AFP , Monday 4 Mar 2024

US Vice President Kamala Harris called Sunday for a proposed six-week ceasefire deal in Gaza to be accepted, while criticizing Israel over insufficient aid deliveries into Gaza.

Vice President Kamala Harris speaks during the annual Bloody Sunday bridge crossing jubilee in Selma, Ala., Sunday, March 3, 2024. AP


"Given the immense scale of suffering in Gaza, there must be an immediate ceasefire for at least the next six weeks, which is what is currently on the table," Harris said during a speech in Selma, Alabama.

Her comments were the strongest to date by a US administration official on Israel since the war started, as President Joe Biden comes under acute pressure over his support for Israel and the civilian death toll in Gaza soars.

A senior US official said Saturday that Israel had broadly accepted the deal, which would see a six-week cessation of hostilities if Hamas agrees to release the most vulnerable captives it holds.

The deal "will get the hostages out and get a significant amount of aid in," Harris said, calling on Hamas to accept the deal.

"Hamas claims it wants a ceasefire. Well, there is a deal on the table. And as we have said, Hamas needs to agree to that deal."

In unusually strong language, Harris called on the government of Prime Minister Benjamin Netanyahu to take steps to increase aid into Gaza.

"The Israeli government must do more to significantly increase the flow of aid. No excuses," Harris said.

She added that Israel "must open new border crossings" and "must not impose any unnecessary restrictions on the delivery of aid."

Gantz in Washington 

US Secretary of State Antony Blinken made similar remarks in a post on X, saying "It is imperative that we expand the flow of aid into Gaza to alleviate the dire humanitarian situation."

He added: "People urgently need more food, water, and other assistance. That's why the US is working to get more aid in through every available channel, including air drops." These started Saturday.

Harris is due to meet with Benny Gantz, a member of Israel's war cabinet, in Washington on Monday.

"The vice president's meeting is part of our continued efforts to engage with a wide range of Israeli officials on the war in Gaza and planning for the day after," a White House official said Sunday.

The former Israeli military chief, a longtime rival of Netanyahu, will also meet White House national security advisor Jake Sullivan and Blinken, according to US officials.

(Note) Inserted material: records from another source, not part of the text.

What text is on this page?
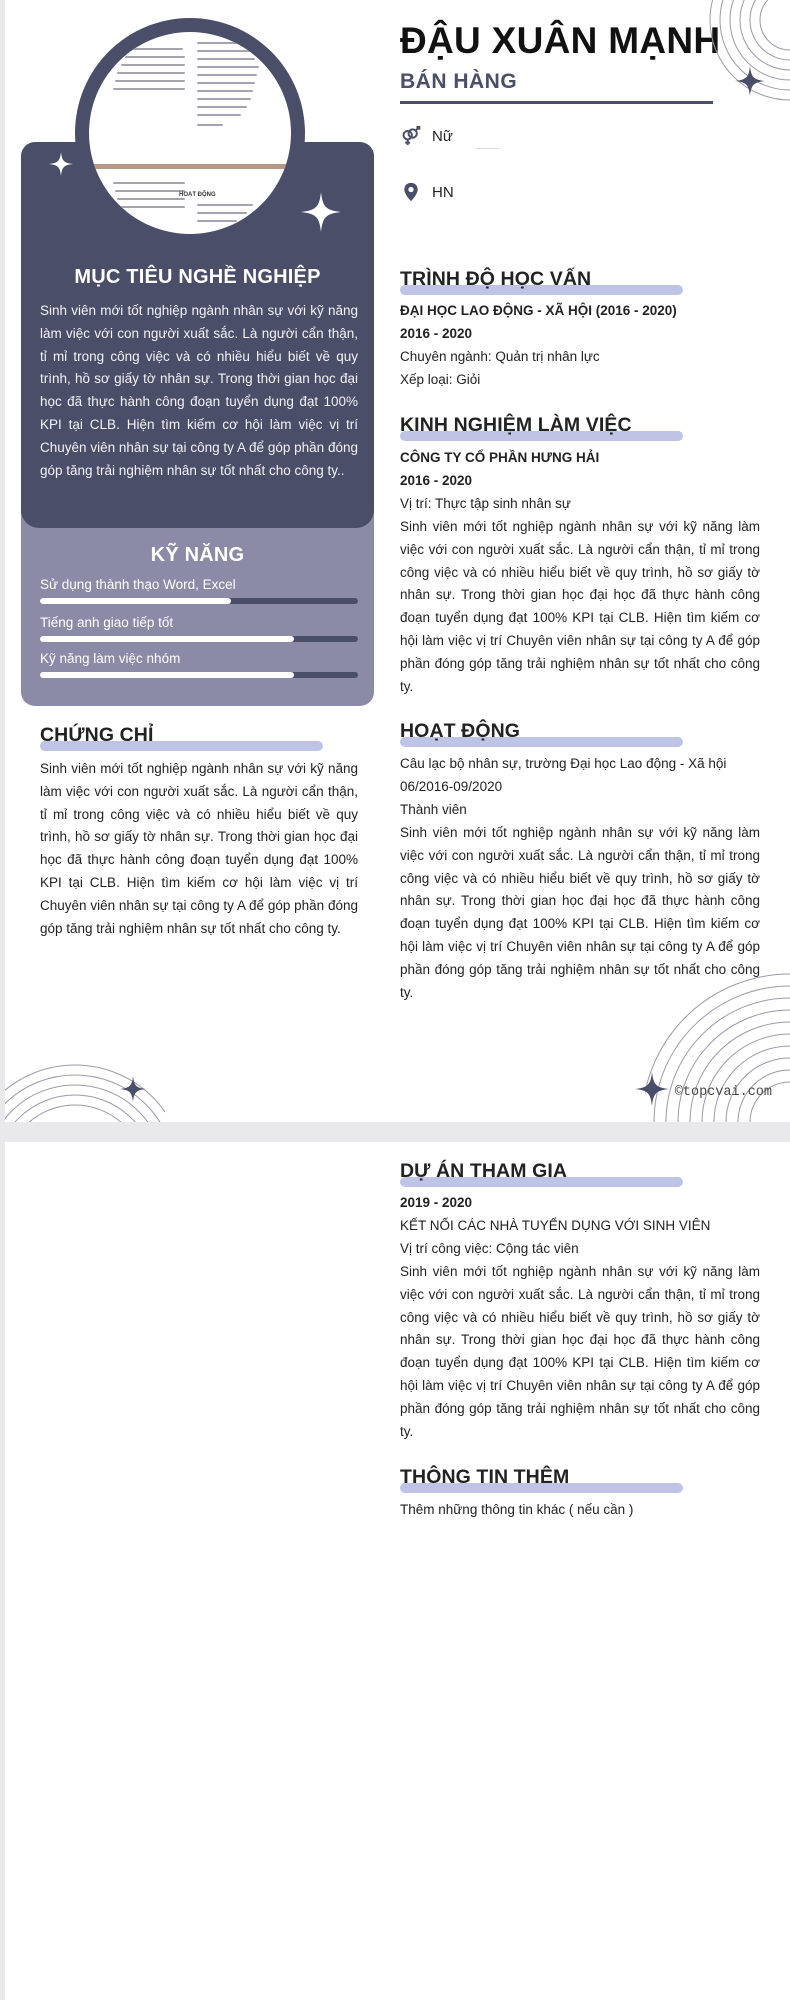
HOẠT ĐỘNG
MỤC TIÊU NGHỀ NGHIỆP
Sinh viên mới tốt nghiệp ngành nhân sự với kỹ năng làm việc với con người xuất sắc. Là người cẩn thận, tỉ mỉ trong công việc và có nhiều hiểu biết về quy trình, hồ sơ giấy tờ nhân sự. Trong thời gian học đại học đã thực hành công đoạn tuyển dụng đạt 100% KPI tại CLB. Hiện tìm kiếm cơ hội làm việc vị trí Chuyên viên nhân sự tại công ty A để góp phần đóng góp tăng trải nghiệm nhân sự tốt nhất cho công ty..
KỸ NĂNG
CHỨNG CHỈ
Sinh viên mới tốt nghiệp ngành nhân sự với kỹ năng làm việc với con người xuất sắc. Là người cẩn thận, tỉ mỉ trong công việc và có nhiều hiểu biết về quy trình, hồ sơ giấy tờ nhân sự. Trong thời gian học đại học đã thực hành công đoạn tuyển dụng đạt 100% KPI tại CLB. Hiện tìm kiếm cơ hội làm việc vị trí Chuyên viên nhân sự tại công ty A để góp phần đóng góp tăng trải nghiệm nhân sự tốt nhất cho công ty.
ĐẬU XUÂN MẠNH
BÁN HÀNG
Nữ
HN
TRÌNH ĐỘ HỌC VẤN
ĐẠI HỌC LAO ĐỘNG - XÃ HỘI (2016 - 2020)
2016 - 2020
Chuyên ngành: Quản trị nhân lực
Xếp loại: Giỏi
KINH NGHIỆM LÀM VIỆC
CÔNG TY CỔ PHẦN HƯNG HẢI
2016 - 2020
Vị trí: Thực tập sinh nhân sự
Sinh viên mới tốt nghiệp ngành nhân sự với kỹ năng làm việc với con người xuất sắc. Là người cẩn thận, tỉ mỉ trong công việc và có nhiều hiểu biết về quy trình, hồ sơ giấy tờ nhân sự. Trong thời gian học đại học đã thực hành công đoạn tuyển dụng đạt 100% KPI tại CLB. Hiện tìm kiếm cơ hội làm việc vị trí Chuyên viên nhân sự tại công ty A để góp phần đóng góp tăng trải nghiệm nhân sự tốt nhất cho công ty.
HOẠT ĐỘNG
Câu lạc bộ nhân sự, trường Đại học Lao động - Xã hội
06/2016-09/2020
Thành viên
Sinh viên mới tốt nghiệp ngành nhân sự với kỹ năng làm việc với con người xuất sắc. Là người cẩn thận, tỉ mỉ trong công việc và có nhiều hiểu biết về quy trình, hồ sơ giấy tờ nhân sự. Trong thời gian học đại học đã thực hành công đoạn tuyển dụng đạt 100% KPI tại CLB. Hiện tìm kiếm cơ hội làm việc vị trí Chuyên viên nhân sự tại công ty A để góp phần đóng góp tăng trải nghiệm nhân sự tốt nhất cho công ty.
©topcvai.com
Sử dụng thành thạo Word, Excel
Tiếng anh giao tiếp tốt
Kỹ năng làm việc nhóm
DỰ ÁN THAM GIA
2019 - 2020
KẾT NỐI CÁC NHÀ TUYỂN DỤNG VỚI SINH VIÊN
Vị trí công việc: Cộng tác viên
Sinh viên mới tốt nghiệp ngành nhân sự với kỹ năng làm việc với con người xuất sắc. Là người cẩn thận, tỉ mỉ trong công việc và có nhiều hiểu biết về quy trình, hồ sơ giấy tờ nhân sự. Trong thời gian học đại học đã thực hành công đoạn tuyển dụng đạt 100% KPI tại CLB. Hiện tìm kiếm cơ hội làm việc vị trí Chuyên viên nhân sự tại công ty A để góp phần đóng góp tăng trải nghiệm nhân sự tốt nhất cho công ty.
THÔNG TIN THÊM
Thêm những thông tin khác ( nếu cần )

"Too many innocent Palestinians have been killed," Harris said, highlighting the deaths on Thursday in chaotic scenes around a convoy of aid trucks.

People "simply trying to secure food for their families after weeks of nearly no aid reaching northern Gaza... were met with gunfire and chaos," said Harris, adding: "Our hearts break for the victims of that horrific tragedy."

"The threat Hamas poses to the people of Israel must be eliminated."

Harris delivered her remarks at the foot of the Edmund Pettus Bridge, where a march by hundreds of peaceful activists was violently suppressed by police on March 7, 1965.

The event, known as "Bloody Sunday," further catalyzed support for Black rights and helped lead a few months later to the passage of the Voting Rights Act, a federal law prohibiting racial discrimination in voting.